PITACO DO SOLON
Fui uma das crianças que adorava Sílvio Santos e os produtos lançados por ele na indústria cultural. Incluindo os disquinhos de histórias infantis incrivelmente narradas pelo dono do SBT.
Sempre perto do poder, Silvio recebeu concessão pública para a criação da TVS (depois SBT), ainda no período ditatorial.

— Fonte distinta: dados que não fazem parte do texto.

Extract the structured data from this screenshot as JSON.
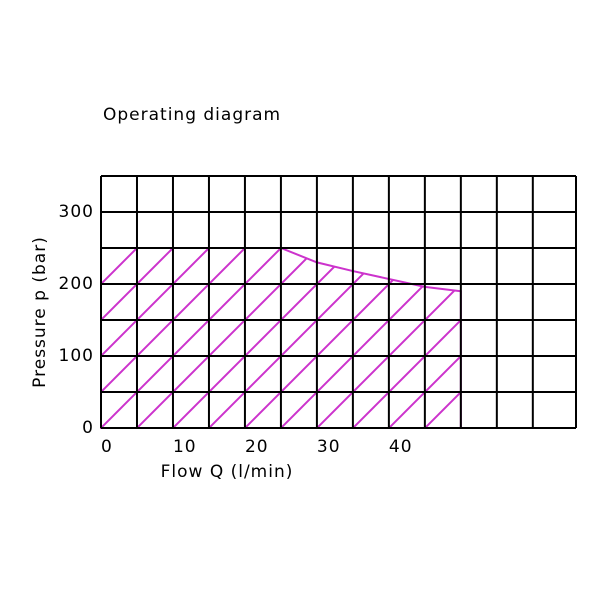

Ludicamente consumi o quadro “Semana do Presidente”, narrado por Lombardi. Era uma “pílula” semanal que fazia o culto à personalidade do ditador militar, e depois serviu de puxa-saquismo dos dirigentes civis até a era FHC. O SBT nunca deixou, no entanto, de receber generosíssimas parcelas publicitárias dos diferentes governantes que ocuparam o Palácio do Planalto. Na defesa dos governos da ditadura e de gestões da época dita democrática, e na dependência de verbas do Estado, Sílvio se assemelhava a Roberto Marinho. Mas, enquanto o dono da poderosa Rede Globo mantinha-se um tanto quanto discreto, e encarnava a figura de um magnata odiado pela vanguarda da classe trabalhadora e juventude, Sílvio era muito popular e quase concorreu à presidência da República em 1989. Teria tirado proveito do populismo e da simpatia. Mas a candidatura tinha irregularidades e foi barrada pela justiça eleitoral.

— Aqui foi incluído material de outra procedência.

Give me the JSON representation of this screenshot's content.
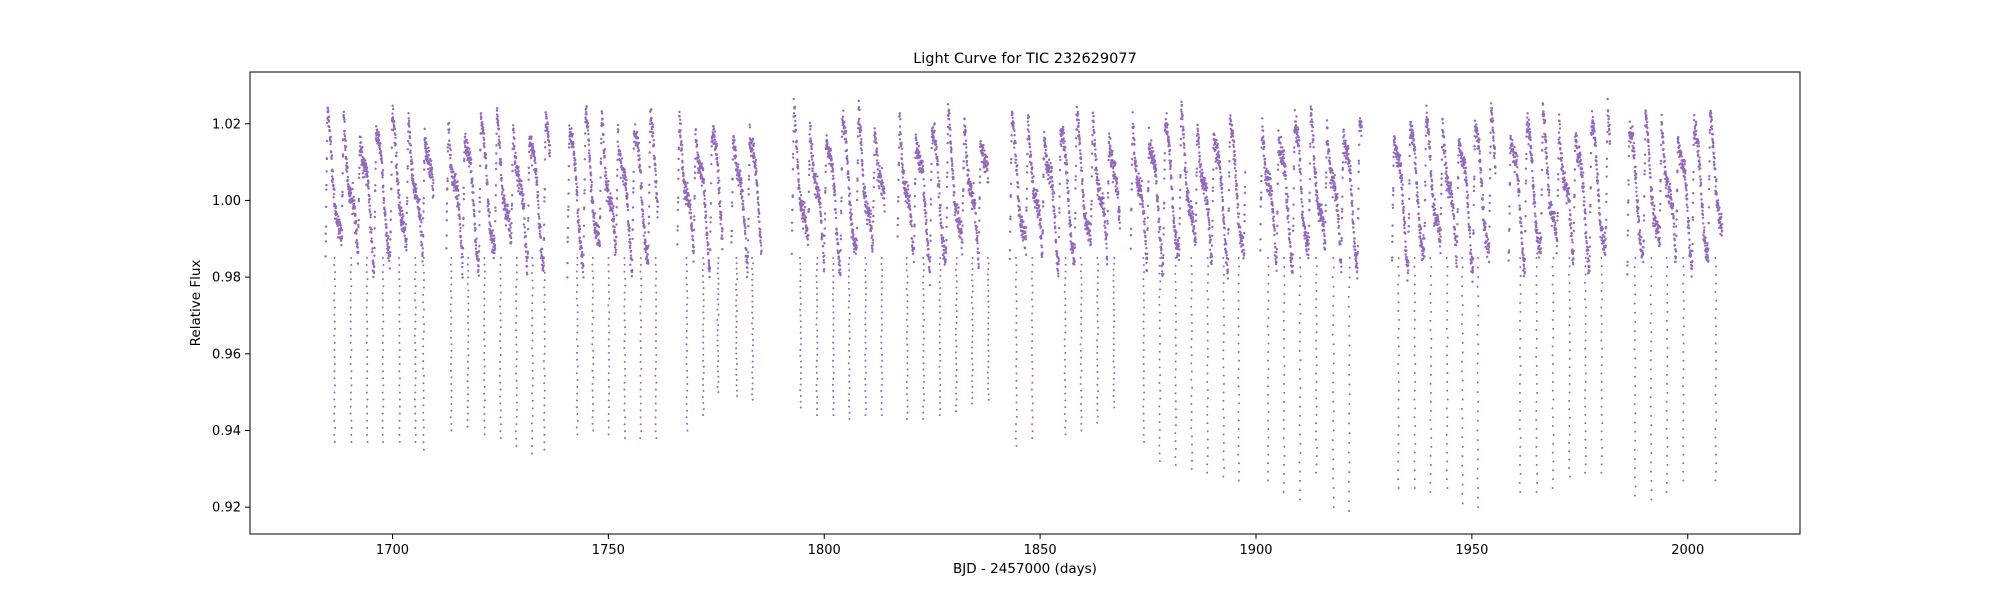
{
  "chart_data": {
    "type": "scatter",
    "title": "Light Curve for TIC 232629077",
    "xlabel": "BJD - 2457000 (days)",
    "ylabel": "Relative Flux",
    "xlim": [
      1667,
      2026
    ],
    "ylim": [
      0.913,
      1.0335
    ],
    "xticks": [
      1700,
      1750,
      1800,
      1850,
      1900,
      1950,
      2000
    ],
    "yticks": [
      0.92,
      0.94,
      0.96,
      0.98,
      1.0,
      1.02
    ],
    "ytick_labels": [
      "0.92",
      "0.94",
      "0.96",
      "0.98",
      "1.00",
      "1.02"
    ],
    "grid": false,
    "legend": "none",
    "marker_color": "#9467bd",
    "series": [
      {
        "segments": [
          [
            1684.5,
            1709.5
          ],
          [
            1712.5,
            1736.5
          ],
          [
            1740.5,
            1761.5
          ],
          [
            1766.0,
            1776.5
          ],
          [
            1778.5,
            1785.5
          ],
          [
            1792.5,
            1814.0
          ],
          [
            1817.0,
            1838.0
          ],
          [
            1843.0,
            1868.5
          ],
          [
            1871.0,
            1897.5
          ],
          [
            1901.0,
            1924.5
          ],
          [
            1931.5,
            1955.5
          ],
          [
            1958.5,
            1982.0
          ],
          [
            1986.0,
            2008.0
          ]
        ],
        "dips": [
          [
            1686.6,
            0.937
          ],
          [
            1690.4,
            0.937
          ],
          [
            1694.1,
            0.937
          ],
          [
            1697.8,
            0.937
          ],
          [
            1701.6,
            0.937
          ],
          [
            1705.3,
            0.937
          ],
          [
            1707.2,
            0.935
          ],
          [
            1713.6,
            0.94
          ],
          [
            1717.5,
            0.941
          ],
          [
            1721.3,
            0.939
          ],
          [
            1725.0,
            0.938
          ],
          [
            1728.7,
            0.936
          ],
          [
            1732.4,
            0.934
          ],
          [
            1735.2,
            0.935
          ],
          [
            1742.8,
            0.939
          ],
          [
            1746.4,
            0.94
          ],
          [
            1750.1,
            0.939
          ],
          [
            1753.8,
            0.938
          ],
          [
            1757.5,
            0.938
          ],
          [
            1761.0,
            0.938
          ],
          [
            1768.2,
            0.94
          ],
          [
            1772.0,
            0.944
          ],
          [
            1775.4,
            0.95
          ],
          [
            1779.7,
            0.949
          ],
          [
            1783.4,
            0.948
          ],
          [
            1794.5,
            0.946
          ],
          [
            1798.3,
            0.944
          ],
          [
            1802.1,
            0.944
          ],
          [
            1805.8,
            0.943
          ],
          [
            1809.6,
            0.944
          ],
          [
            1813.3,
            0.944
          ],
          [
            1819.2,
            0.943
          ],
          [
            1823.0,
            0.943
          ],
          [
            1826.8,
            0.944
          ],
          [
            1830.6,
            0.945
          ],
          [
            1834.3,
            0.947
          ],
          [
            1838.0,
            0.948
          ],
          [
            1844.5,
            0.936
          ],
          [
            1848.2,
            0.938
          ],
          [
            1855.8,
            0.939
          ],
          [
            1859.5,
            0.94
          ],
          [
            1863.3,
            0.942
          ],
          [
            1867.1,
            0.946
          ],
          [
            1874.0,
            0.937
          ],
          [
            1877.7,
            0.932
          ],
          [
            1881.4,
            0.931
          ],
          [
            1885.1,
            0.93
          ],
          [
            1888.8,
            0.929
          ],
          [
            1892.5,
            0.928
          ],
          [
            1896.0,
            0.927
          ],
          [
            1902.8,
            0.927
          ],
          [
            1906.5,
            0.924
          ],
          [
            1910.2,
            0.922
          ],
          [
            1914.0,
            0.929
          ],
          [
            1917.9,
            0.92
          ],
          [
            1921.6,
            0.919
          ],
          [
            1933.0,
            0.925
          ],
          [
            1936.8,
            0.925
          ],
          [
            1940.5,
            0.924
          ],
          [
            1944.3,
            0.925
          ],
          [
            1947.8,
            0.921
          ],
          [
            1951.4,
            0.92
          ],
          [
            1961.2,
            0.924
          ],
          [
            1965.0,
            0.924
          ],
          [
            1968.8,
            0.925
          ],
          [
            1972.6,
            0.928
          ],
          [
            1976.3,
            0.929
          ],
          [
            1980.1,
            0.929
          ],
          [
            1987.8,
            0.923
          ],
          [
            1991.5,
            0.922
          ],
          [
            1995.2,
            0.924
          ],
          [
            1999.0,
            0.927
          ],
          [
            2006.5,
            0.927
          ]
        ],
        "baseline_range": [
          0.985,
          1.02
        ],
        "period_days": 3.75
      }
    ]
  }
}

Durante o govermo Bolsonaro, o SBT ensaiou um retorno ao quadro “Hora do Presidente”. Muitas verbas publicitárias estimularam a TV de Sílvio a fazer a defesa do governo da extrema direita. O cargo de ministro das Comunicações dado a um genro, também. Além disso, o empresário demonstrava alinhamento com os preconceitos e opressões da época em que viveu e que ganharam mais peso na era bolsonarista. Ao mesmo tempo, foi o SBT que possibilitou alguma visilibilidade LGBT em programas de TV (Clodovil), ainda que em alguns quadros humorísticos as piadas reforçavam velhos preconceitos.
Muitas foram as tiradas machistas, misóginas e até racistas que saíram da boca do Senor Abravanel nos últimos anos. Por isso, parcela importante da minha geração deixou de nutrir a simpatia que ele soube cultivar quando éramos crianças.
Sílvio Santos morreu, mas a imagem que ele construiu será ressaltada a serviço do sistema capitalista por muitos anos. O capitalismo sempre precisará da ideologia do empreendedorismo, principalmente em tempos de crise. “Na crise se cresce”, aliás, foi o lema do SBT no auge da crise neoliberal no país que levou milhões ao desemprego em miséria. Estimular a resignação social era preciso para que Sílvio continuasse enriquecendo com as vendas feitas através do “Baú da Felicidade”, dentre outros negócios.
Sílvio sempre serviu ao capital, como qualquer outro dono de conglomerados de mídia. A diferença era que ele aparecia como produto de comunicação, como astro da própria TV. Com talento de comunicador, era um burguês que conquistou o coração de muitos milhões e que sabia ter retorno altíssimo jogando cédulas para uma plateia de pessoas pobres. Quem em dificuldades financeiras não se identificava com as pessoas que participavam da “briga” na hora que ele bradava “Quem quer dinheiro?”, ou acertando a resposta no “”Qual é a música?”
Sílvio se foi. Não foi anjo nem demônio. Na luta de classes, não existe bem contra o mal. Em nossa sociedade, existem a burguesia e a classe trabalhadora, com interesses inconciliáveis. Sílvio construiu a imagem de um burguês com simplicidade, como se fosse um amigo dos setores mais pobres da sociedade. Dessa forma, apresentado como um “bom patrão”, também serviu à ideologia de conciliação de classes.
Casos isolados de pessoas que tiveram grande ascensão social como Sílvio Santos são muito úteis para gerar ilusões em nossa sociedade: “Ele foi um pobre que chegou ao topo. Basta trabalhar e acreditar, que todo mundo chega lá”. E assim continuam abertas “as portas da esperança”, alimentando a fantasia do enriquecimento individual ou alguma ascensão social no capitalismo.